Wednesday, March 13, 2013

Fearless Females Blog Post: March 13 ~ She Buried A Child At Sea

I only have a couple of family lines that can be traced “across the pond” so far. My Smith lineage is fairly well documented back to Nathaniel Smith and Elizabeth Duck, who came from Yorkshire, England, and settled in Nova Scotia.

I can’t even imagine sailing across the Atlantic in a brig the size of the Albion. But, three years earlier, in 1771, my Hamilton ancestors left Ireland behind, and my 5th great grandmother, Agnes “Nancy” Ferguson Hamilton lost a newborn baby during the voyage.

Accounts differ as to the birth of little Archibald Hamilton. One says mid-March, while the family’s arrival in Halifax also mentions March of the same year.

They sailed on the aptly named brig “The Hope,” Robert, Nancy, five children, Robert’s younger brother Hants and at least one nephew. And, somewhere during the arduous voyage, in a private corner of the ship, Nancy gave birth to her fourth son.

There is no account that I have yet discovered as to the cause of baby Archibald’s death. Whether illness, malnutrition due to the health of his mother, or accident, it must have been a very traumatic event for Nancy, the entire family, and the crew as well.

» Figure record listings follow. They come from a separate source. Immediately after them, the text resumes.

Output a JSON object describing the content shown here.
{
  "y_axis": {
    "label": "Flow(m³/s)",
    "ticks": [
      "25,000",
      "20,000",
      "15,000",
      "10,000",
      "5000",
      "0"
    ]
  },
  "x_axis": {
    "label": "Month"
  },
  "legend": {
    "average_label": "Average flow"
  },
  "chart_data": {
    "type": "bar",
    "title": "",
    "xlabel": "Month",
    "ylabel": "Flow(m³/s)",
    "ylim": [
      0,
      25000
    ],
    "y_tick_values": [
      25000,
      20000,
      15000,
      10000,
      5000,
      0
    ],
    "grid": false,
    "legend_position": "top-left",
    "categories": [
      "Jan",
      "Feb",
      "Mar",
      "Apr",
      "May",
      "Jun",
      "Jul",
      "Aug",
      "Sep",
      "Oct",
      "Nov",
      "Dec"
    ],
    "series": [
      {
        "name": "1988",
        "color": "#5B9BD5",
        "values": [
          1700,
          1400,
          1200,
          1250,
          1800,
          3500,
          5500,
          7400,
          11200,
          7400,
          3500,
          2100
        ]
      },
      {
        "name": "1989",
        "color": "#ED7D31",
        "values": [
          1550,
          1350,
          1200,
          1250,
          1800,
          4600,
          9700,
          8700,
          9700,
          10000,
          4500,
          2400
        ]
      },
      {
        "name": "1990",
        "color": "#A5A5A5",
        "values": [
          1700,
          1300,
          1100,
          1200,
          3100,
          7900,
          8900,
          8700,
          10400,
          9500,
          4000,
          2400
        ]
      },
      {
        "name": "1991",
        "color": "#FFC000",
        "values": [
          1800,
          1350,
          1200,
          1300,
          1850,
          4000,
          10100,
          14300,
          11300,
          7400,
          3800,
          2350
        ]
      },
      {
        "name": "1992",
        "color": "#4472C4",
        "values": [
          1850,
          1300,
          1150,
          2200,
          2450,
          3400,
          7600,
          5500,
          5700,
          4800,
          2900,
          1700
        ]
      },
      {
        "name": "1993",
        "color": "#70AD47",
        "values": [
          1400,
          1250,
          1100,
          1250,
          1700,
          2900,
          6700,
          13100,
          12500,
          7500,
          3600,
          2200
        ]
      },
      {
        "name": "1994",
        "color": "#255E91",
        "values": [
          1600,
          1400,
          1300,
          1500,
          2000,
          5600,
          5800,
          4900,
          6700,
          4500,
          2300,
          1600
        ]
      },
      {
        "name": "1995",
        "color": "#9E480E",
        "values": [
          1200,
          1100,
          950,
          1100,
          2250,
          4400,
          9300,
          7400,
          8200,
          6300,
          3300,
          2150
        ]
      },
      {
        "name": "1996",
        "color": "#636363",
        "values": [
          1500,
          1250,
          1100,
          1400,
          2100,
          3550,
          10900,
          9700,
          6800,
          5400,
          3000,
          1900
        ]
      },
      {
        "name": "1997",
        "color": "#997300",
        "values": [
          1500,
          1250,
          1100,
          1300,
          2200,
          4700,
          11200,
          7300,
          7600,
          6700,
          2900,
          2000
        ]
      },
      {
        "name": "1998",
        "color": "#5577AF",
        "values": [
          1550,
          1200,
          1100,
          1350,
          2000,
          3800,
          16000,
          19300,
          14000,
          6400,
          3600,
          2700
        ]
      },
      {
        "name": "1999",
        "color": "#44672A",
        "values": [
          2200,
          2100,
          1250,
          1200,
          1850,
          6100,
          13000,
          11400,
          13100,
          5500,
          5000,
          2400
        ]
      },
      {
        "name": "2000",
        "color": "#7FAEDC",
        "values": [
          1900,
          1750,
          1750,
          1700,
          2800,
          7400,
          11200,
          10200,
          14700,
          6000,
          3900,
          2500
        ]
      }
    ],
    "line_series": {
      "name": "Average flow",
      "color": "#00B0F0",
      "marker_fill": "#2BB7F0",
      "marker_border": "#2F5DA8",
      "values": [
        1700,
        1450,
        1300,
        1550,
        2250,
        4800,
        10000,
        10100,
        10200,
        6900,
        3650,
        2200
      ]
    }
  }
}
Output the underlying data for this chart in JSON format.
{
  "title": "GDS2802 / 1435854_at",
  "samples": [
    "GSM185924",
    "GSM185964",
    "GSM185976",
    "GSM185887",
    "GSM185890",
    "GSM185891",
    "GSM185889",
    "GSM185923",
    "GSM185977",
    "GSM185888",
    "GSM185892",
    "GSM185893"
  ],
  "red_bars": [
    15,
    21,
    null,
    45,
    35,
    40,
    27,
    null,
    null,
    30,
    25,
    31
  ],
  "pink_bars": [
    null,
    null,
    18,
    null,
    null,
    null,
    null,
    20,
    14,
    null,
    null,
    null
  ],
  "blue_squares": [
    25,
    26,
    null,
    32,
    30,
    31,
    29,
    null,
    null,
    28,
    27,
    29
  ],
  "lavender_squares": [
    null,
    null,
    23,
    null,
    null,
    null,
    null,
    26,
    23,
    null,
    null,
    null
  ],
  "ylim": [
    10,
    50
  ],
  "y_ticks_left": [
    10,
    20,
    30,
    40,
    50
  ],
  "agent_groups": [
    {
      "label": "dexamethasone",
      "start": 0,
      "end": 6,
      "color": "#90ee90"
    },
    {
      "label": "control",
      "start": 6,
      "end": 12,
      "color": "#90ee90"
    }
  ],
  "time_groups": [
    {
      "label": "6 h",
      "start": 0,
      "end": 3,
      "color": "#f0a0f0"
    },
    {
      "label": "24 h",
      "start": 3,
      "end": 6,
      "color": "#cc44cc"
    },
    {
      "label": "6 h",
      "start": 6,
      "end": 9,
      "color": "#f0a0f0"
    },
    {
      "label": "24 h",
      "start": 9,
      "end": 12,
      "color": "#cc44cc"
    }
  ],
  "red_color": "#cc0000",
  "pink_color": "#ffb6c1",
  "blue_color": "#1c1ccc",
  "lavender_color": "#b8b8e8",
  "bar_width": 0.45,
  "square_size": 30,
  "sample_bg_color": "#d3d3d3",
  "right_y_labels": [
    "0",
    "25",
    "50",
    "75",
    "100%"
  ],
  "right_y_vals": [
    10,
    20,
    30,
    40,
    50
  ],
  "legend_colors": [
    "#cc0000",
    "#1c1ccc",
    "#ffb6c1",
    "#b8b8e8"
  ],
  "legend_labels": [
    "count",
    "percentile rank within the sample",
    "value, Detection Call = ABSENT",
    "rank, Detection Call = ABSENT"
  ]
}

An account of a typical service for an infant burial at sea reads thusly:

'' A little child died last night and was buried today … the little body was sewn up in a bag, and laid on the grating of the main hatch, covered with a Union Jack. At 10 a.m. all hands were called up to attend the funeral. A few boards were laid from the ship's side to the long boat. The boatswain stood on the boards, the little body before him stretched on a piece of plank, still covered by the Union Jack. The boatswain had hold of the plank in one hand and the flag in the other. The doctor read the service over the body, and at the word of command the sailor pulled off the flag and tipped up the plank, and, amidst the tears of some and the sigh of many, the little thing was launched into the deep, and in a moment was lost to sight, and in ten minutes all things were going on as before.”

Source of quote: British Deaths At Sea.



Lisa Alzo of  The Accidental Genealogist blog is presenting her Fearless Females: 31 Blogging Prompts to Celebrate Women’s History Month series in honor of National Women’s History Month.

1 comment:

  1. I needed a tissue for that one... so sad. I have a journal from an ancestor who was a whaling sea captain. He brought his little son on a voyage and the boy died. They put his body in a barrel to bring it home to the mother, because he couldn't bring himself to bury the boy at sea. Can you imagine?